State starts to set Clallam water rules

By Jim Casey, Peninsula Daily News


April 8, 2007

Clallam County, WA - State water planners have started the process that will decide if the Elwha and Dungeness rivers are half-empty or half-full for both salmon and humans.

The Department of Ecology, aided by Clallam County government and selected citizens, is setting rules for Water Resource Inventory Area 18, better known as WRIA 18, that includes both river basins.

The rules - separate sets for each watershed - will attempt to divvy up their water for both humans and fish.

The rules will affect both economic development and the environment.

By law, Ecology is charged both with managing drinking water for people and with conserving water for salmon.

Once it sets rules, Ecology is expected to end its ban on new water rights in Clallam County, meaning the Public Utility District and other water purveyors could drill new wells to supply new public systems.

Ecology would require such wells, however, to be drilled to the second aquifer - a layer of rock that holds water - or deeper.

The preliminary plan for WRIA 18 - weathered by controversy and winnowed in public meetings - received Clallam County commissioners' approval in June 2005 after five years of work.

Renewed water rights
Hundreds of pages long, that plan is only a guideline, however, for Ecology's rule-setting process that could last eight months or more and cost the state hundreds of thousands of dollars.

The kernel of contention will be water rights - permission from Ecology to drill and pump from wells - especially in the rapidly developing Dungeness Valley.

Those rights, in turn, will be determined by what are called instream flows - how much water must be reserved for threatened Chinook salmon, Hood Canal and East Juan de Fuca Strait summer chum, and bull trout to migrate and spawn.

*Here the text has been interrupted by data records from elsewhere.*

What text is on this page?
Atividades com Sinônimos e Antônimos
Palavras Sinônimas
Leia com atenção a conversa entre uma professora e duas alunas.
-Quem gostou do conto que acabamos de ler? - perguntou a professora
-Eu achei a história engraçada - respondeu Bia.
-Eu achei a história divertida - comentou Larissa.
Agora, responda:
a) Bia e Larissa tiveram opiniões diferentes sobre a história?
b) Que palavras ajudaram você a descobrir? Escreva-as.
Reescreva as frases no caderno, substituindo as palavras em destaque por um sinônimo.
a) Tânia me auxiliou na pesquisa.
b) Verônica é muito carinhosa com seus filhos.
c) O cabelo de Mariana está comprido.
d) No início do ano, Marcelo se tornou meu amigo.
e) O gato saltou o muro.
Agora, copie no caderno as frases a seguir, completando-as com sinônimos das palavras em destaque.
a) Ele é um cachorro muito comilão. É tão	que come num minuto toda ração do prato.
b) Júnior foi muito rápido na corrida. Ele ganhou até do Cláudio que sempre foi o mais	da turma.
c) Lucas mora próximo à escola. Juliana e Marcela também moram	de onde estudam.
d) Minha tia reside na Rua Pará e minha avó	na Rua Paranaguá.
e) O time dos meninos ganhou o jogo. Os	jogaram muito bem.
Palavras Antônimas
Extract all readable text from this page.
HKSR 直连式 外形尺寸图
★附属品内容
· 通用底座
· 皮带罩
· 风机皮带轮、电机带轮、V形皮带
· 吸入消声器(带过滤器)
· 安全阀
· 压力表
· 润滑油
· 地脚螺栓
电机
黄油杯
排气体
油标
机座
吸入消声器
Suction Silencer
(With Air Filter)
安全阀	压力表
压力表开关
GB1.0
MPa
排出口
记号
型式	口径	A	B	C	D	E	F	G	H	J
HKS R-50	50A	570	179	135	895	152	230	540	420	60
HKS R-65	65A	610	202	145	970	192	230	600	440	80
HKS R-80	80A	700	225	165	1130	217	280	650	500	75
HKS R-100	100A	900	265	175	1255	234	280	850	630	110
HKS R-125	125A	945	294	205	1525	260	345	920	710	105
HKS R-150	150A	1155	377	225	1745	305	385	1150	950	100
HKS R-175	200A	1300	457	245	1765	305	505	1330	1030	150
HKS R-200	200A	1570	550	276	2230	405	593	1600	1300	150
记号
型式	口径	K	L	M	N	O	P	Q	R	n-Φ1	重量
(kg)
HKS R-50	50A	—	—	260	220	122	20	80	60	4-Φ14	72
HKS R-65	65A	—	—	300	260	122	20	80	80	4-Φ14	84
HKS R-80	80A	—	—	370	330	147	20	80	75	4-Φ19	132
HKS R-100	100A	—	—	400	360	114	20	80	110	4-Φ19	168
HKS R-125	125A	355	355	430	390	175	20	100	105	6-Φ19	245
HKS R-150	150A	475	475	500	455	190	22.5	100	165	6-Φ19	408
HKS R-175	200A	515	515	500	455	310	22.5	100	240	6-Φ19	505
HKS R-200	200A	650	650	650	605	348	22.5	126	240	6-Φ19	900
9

And those flows may be affected by a number of conservation strategies, one of which would store water underground during the region's wet winter.

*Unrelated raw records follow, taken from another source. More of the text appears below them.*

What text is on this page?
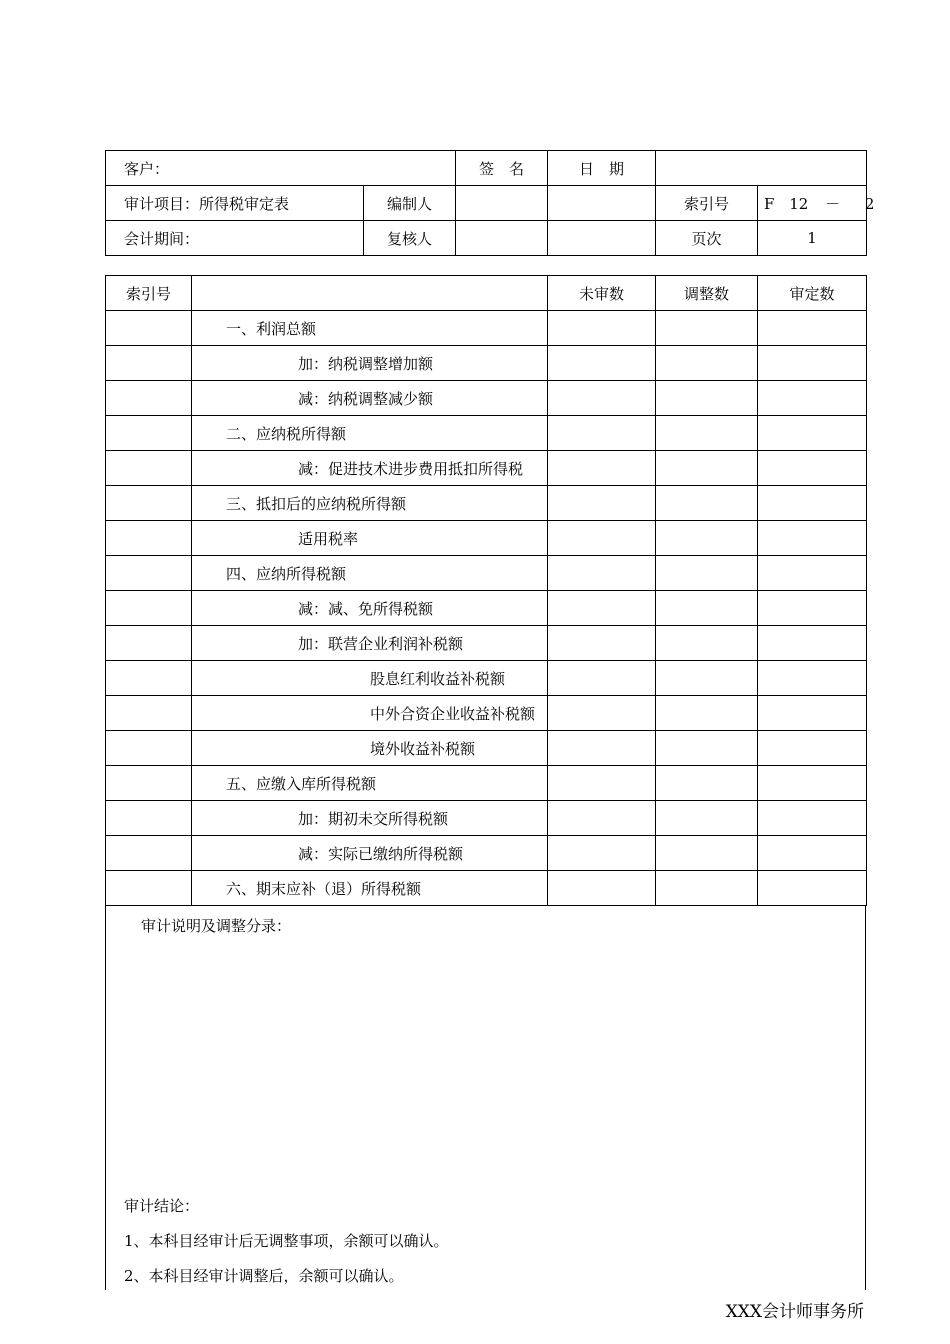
客户：		签　名	日　期		
审计项目：所得税审定表	编制人			索引号	F 12 － 2
会计期间：	复核人			页次	1
索引号		未审数	调整数	审定数
	一、利润总额			
	加：纳税调整增加额			
	减：纳税调整减少额			
	二、应纳税所得额			
	减：促进技术进步费用抵扣所得税			
	三、抵扣后的应纳税所得额			
	适用税率			
	四、应纳所得税额			
	减：减、免所得税额			
	加：联营企业利润补税额			
	股息红利收益补税额			
	中外合资企业收益补税额			
	境外收益补税额			
	五、应缴入库所得税额			
	加：期初未交所得税额			
	减：实际已缴纳所得税额			
	六、期末应补（退）所得税额			
审计说明及调整分录：
审计结论：
1、本科目经审计后无调整事项，余额可以确认。
2、本科目经审计调整后，余额可以确认。
XXX会计师事务所
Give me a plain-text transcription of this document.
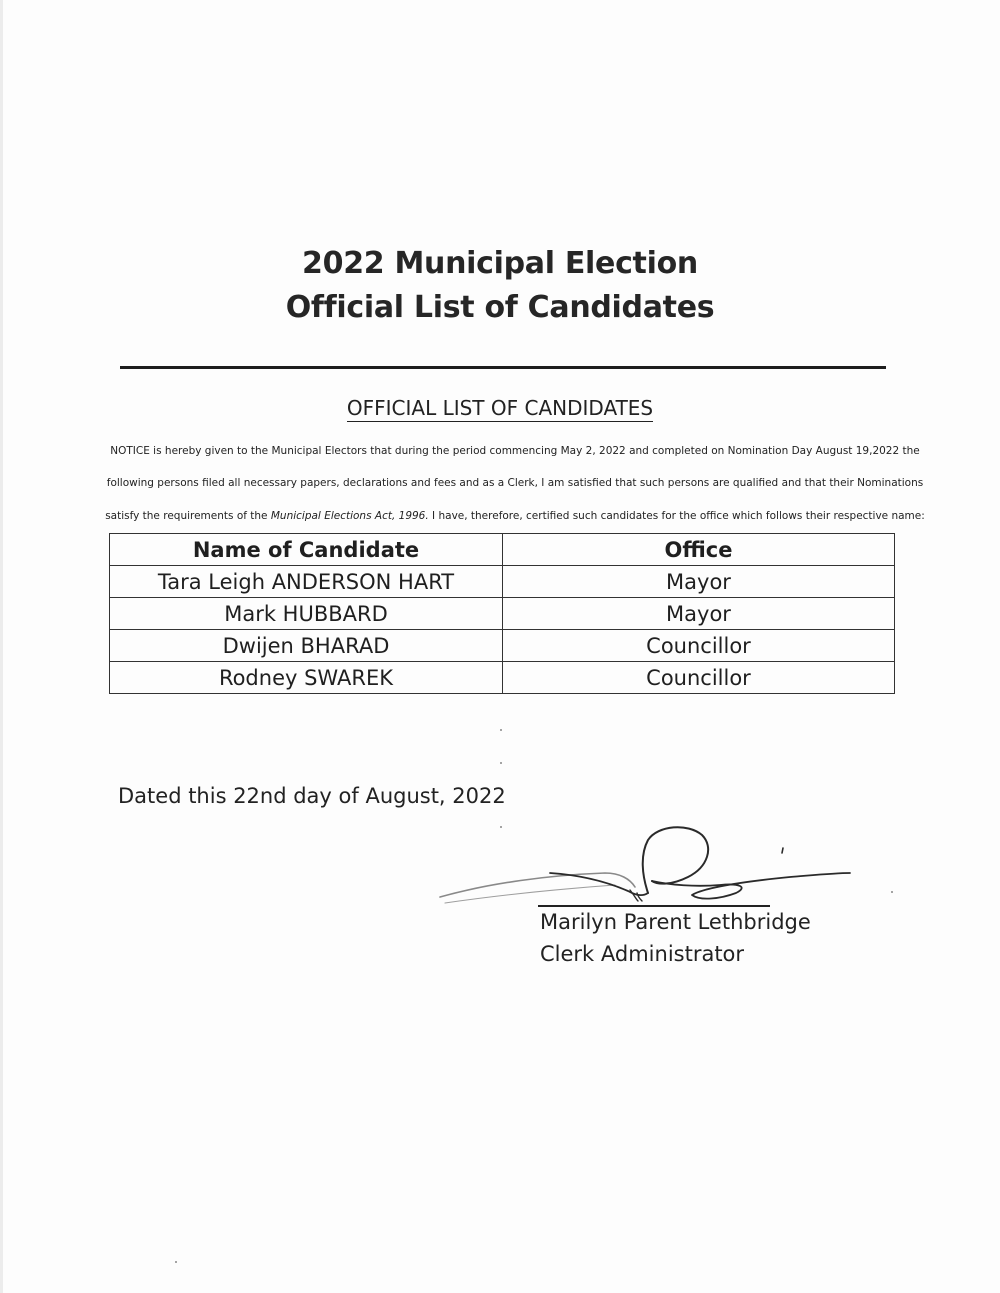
2022 Municipal Election
Official List of Candidates
OFFICIAL LIST OF CANDIDATES
NOTICE is hereby given to the Municipal Electors that during the period commencing May 2, 2022 and completed on Nomination Day August 19,2022 the
following persons filed all necessary papers, declarations and fees and as a Clerk, I am satisfied that such persons are qualified and that their Nominations
satisfy the requirements of the Municipal Elections Act, 1996. I have, therefore, certified such candidates for the office which follows their respective name:
Name of Candidate	Office
Tara Leigh ANDERSON HART	Mayor
Mark HUBBARD	Mayor
Dwijen BHARAD	Councillor
Rodney SWAREK	Councillor
Dated this 22nd day of August, 2022
Marilyn Parent Lethbridge
Clerk Administrator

The water then could be withdrawn in summer and fall to fill irrigation ditches and the rivers themselves.

Clallam County Commissioner Steve Tharinger, D-Dungeness, long active in efforts to restore the Dungeness River, said Friday that Ecology had "started the clock ticking."

The state supposedly has 120 days to draft its rules, "but I don't think that is realistic," he said.

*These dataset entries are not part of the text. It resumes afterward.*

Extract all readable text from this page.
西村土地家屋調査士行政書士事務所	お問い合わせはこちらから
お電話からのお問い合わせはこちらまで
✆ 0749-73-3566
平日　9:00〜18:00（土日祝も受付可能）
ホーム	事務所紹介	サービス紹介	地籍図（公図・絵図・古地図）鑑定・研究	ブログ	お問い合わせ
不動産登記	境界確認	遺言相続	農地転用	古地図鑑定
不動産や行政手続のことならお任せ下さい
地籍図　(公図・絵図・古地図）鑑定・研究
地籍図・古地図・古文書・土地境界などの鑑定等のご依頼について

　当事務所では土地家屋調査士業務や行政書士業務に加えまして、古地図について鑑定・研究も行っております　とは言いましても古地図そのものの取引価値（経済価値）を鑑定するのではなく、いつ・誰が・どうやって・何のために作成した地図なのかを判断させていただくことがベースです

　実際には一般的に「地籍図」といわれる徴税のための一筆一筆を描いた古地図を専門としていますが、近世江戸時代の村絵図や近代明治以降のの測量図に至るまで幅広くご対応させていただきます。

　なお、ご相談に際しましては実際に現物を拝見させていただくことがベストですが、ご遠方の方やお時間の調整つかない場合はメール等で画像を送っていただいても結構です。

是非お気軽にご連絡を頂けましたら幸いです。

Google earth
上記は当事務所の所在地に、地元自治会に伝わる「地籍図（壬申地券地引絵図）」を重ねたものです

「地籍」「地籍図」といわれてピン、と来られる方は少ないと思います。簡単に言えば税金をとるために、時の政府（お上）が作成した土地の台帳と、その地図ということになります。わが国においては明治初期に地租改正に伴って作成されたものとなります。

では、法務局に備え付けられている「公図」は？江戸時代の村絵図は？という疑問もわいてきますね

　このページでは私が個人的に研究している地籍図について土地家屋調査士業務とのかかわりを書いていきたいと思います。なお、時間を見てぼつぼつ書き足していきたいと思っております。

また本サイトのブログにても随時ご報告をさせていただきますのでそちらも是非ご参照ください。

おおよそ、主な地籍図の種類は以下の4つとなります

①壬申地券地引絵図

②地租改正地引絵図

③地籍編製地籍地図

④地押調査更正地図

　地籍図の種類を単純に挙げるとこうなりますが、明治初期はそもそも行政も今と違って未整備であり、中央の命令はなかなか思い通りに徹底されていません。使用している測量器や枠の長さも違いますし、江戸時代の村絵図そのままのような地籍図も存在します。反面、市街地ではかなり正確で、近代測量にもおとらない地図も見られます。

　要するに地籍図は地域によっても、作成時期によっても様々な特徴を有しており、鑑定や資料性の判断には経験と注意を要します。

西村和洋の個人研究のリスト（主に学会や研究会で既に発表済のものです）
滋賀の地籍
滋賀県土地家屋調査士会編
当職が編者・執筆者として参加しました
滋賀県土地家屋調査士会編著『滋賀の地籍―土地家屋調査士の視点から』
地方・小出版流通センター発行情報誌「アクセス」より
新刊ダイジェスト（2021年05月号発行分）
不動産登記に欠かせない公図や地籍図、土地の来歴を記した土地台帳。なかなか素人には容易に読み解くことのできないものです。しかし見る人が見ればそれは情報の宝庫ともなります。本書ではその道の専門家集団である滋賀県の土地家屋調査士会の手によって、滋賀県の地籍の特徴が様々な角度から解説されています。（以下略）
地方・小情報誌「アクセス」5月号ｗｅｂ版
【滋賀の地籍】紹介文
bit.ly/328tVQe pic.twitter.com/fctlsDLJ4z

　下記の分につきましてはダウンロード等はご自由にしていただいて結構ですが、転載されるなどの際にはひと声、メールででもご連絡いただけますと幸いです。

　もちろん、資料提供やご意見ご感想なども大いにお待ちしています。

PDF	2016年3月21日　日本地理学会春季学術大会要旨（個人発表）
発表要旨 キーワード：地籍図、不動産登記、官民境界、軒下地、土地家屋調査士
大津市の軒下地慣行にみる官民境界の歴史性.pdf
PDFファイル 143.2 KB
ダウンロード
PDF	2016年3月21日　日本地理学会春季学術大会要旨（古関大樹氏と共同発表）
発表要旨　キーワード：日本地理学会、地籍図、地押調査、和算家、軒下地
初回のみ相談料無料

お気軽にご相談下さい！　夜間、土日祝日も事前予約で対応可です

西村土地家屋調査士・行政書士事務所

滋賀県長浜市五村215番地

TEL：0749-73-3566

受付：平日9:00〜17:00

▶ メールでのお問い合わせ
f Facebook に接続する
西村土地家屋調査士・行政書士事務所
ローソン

Rather, he thinks Ecology may render its final rules late this year or early in 2008.


Quarrelsome process
Easing the process will be the work - often quarrelsome - that forged the WRIA 18 preliminary plan.

In autumn 2004, strong objections from real estate dealers, well drillers and developers prompted commissioners to send the plan back "on the road" to civic clubs and interest groups.

It gathered broad - if sometimes grudging - support in the process.

Today, the Dungeness Water Working Group - which Tharinger said "will be doing a lot of the heavy lifting" in the citizen role of the rule-making process - has a broad base of members.

"The various constituent groups - well drillers, Realtors, developers, environmentalists - are at the table," he said.

"There's going to be some intense discussion, but I think we'll get there."

Just where is "there" includes the question of instream flows, the set-aside amount of water for fish.

"The idea is to come up with some sort of water banking or recharge," Tharinger said.

"There's going to be a lot of discussion about the ability to move water around," he said, among competing users: residents, farmers and fish.

Being thrifty with water
Meanwhile, a corollary activity to the WRIA 18 - identifying and repairing failing septic tanks - is under way under the direction of the county and state Departments of Health.

The WRIA 18 plan can be found at the Clallam County Web site, www.clallam.net.

More information on the Ecology rule-making process is available at www.ecy.wa.gov/programs/wr/instream-flows/dungeness.html.

"The process is just starting out," said Tharinger.

"The key really will be management of the resource, whether it's setting up a water bank or storage or recharge or whatever."

In other words, Tharinger said, people in Clallam County must learn to be thrifty with what they once thought they had in overabundance - water.

"People can't continue to use water," he said, "without some thought of conservation."